Alfred Cecil Joiner, known as Alf as a boy and as Cecil as an adult, was born in Sparkbrook in 1890. He was the second surviving child of five of Arthur George Joiner, a maker of blinds, and of Caroline (Carrie) Hunt. The Joiner extended family, grandparents, parents and children, lived at 167 Cattell Road in Bordesley.
Cecil became a junior reporter on a weekly paper in Birmingham, the family by then living at 9 Claremont Road in Sparkbrook.
By 1915 Cecil was living in Richmond, Surrey, working as a journalist. In November that year Cecil attested for the East Surrey Regiment. The record shows that he was 5’ 7½” tall, with a 37” chest. Cecil weighed 156 lbs (11st 2lbs). He had blue eyes and a fresh complexion. Cecil’s vision was poor (without glasses he could read only the top line of the optician’s chart), and he was placed in medical category IIIa / B2 – fit for garrison or other non-frontline duty overseas.
Cecil was mobilised on 12th February 1916, and transferred to the Suffolk Regiment. In December he became an officer’s servant (batman) attached to 269 Company Railway Troops, Royal Engineers, and was sent to France on 17th June 1917.

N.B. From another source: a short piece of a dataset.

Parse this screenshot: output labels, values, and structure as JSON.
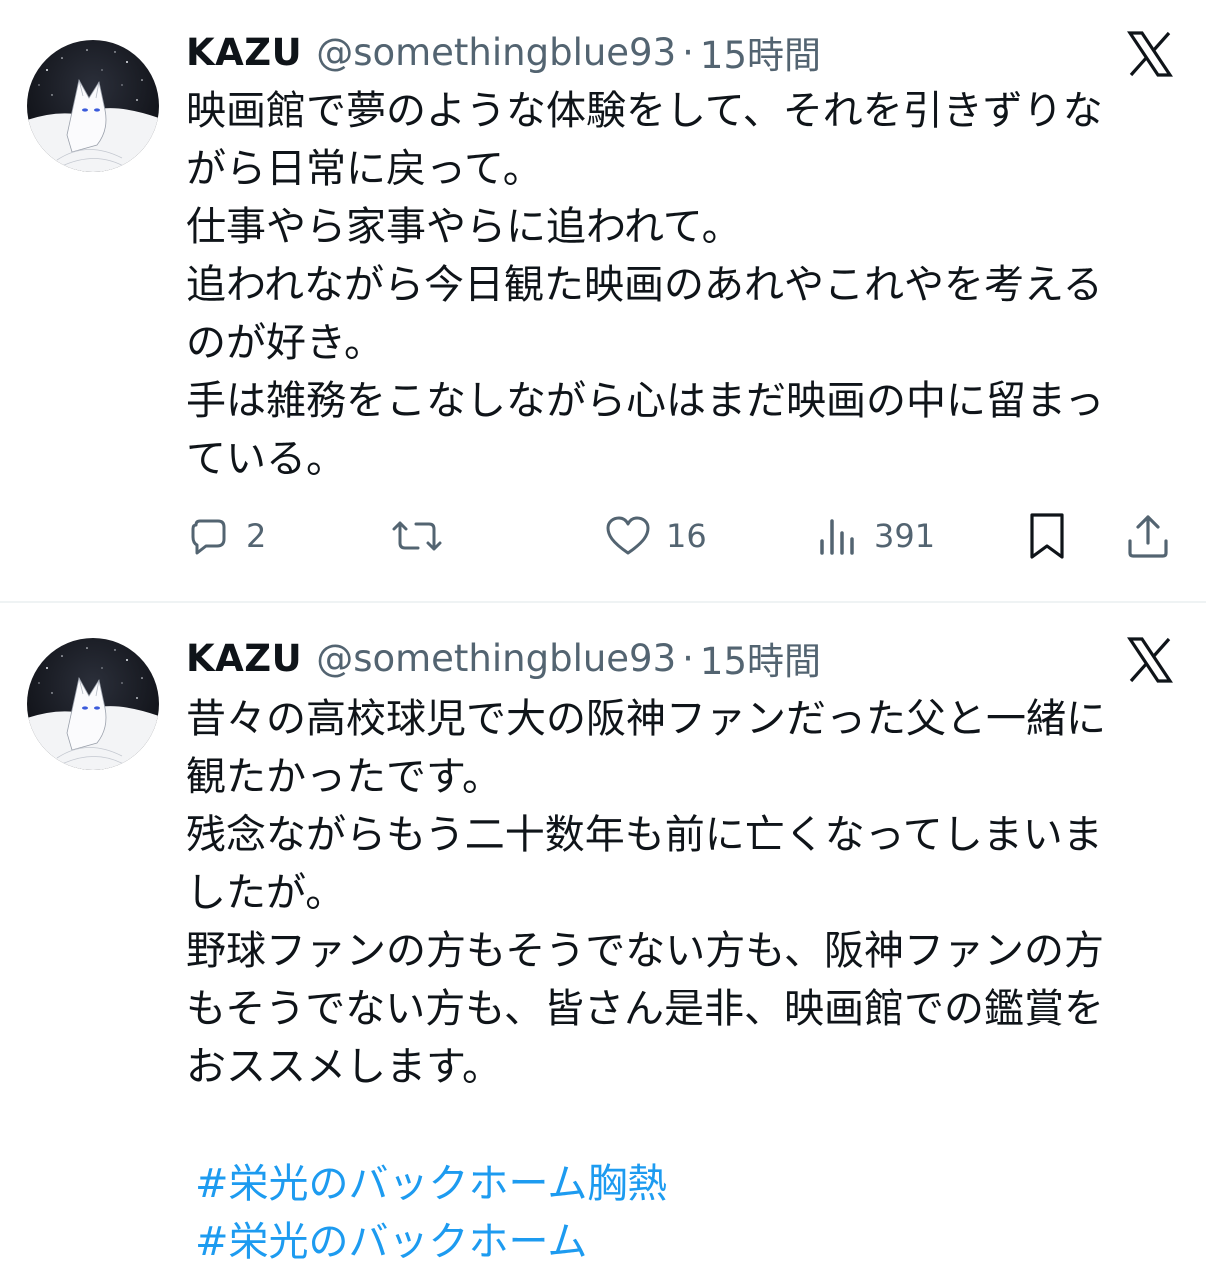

Cecil married Mabel six months later, when on leave. Mabel was a brass foundry clerk, living with her family at 41, Medlicott Road in Sparkbrook – her father was an insurance agent. Cecil returned to France (perhaps oddly, taking the marriage certificate with him). After the Armistice, Cecil was compulsorily transferred to the Labour Corps. He was back home in January 1919, being demobilised while on leave.
Cecil resumed his career as a journalist, he and Mabel living in Richmond, but just two months later, on 28th March 1919, Cecil died of influenza and pneumonia.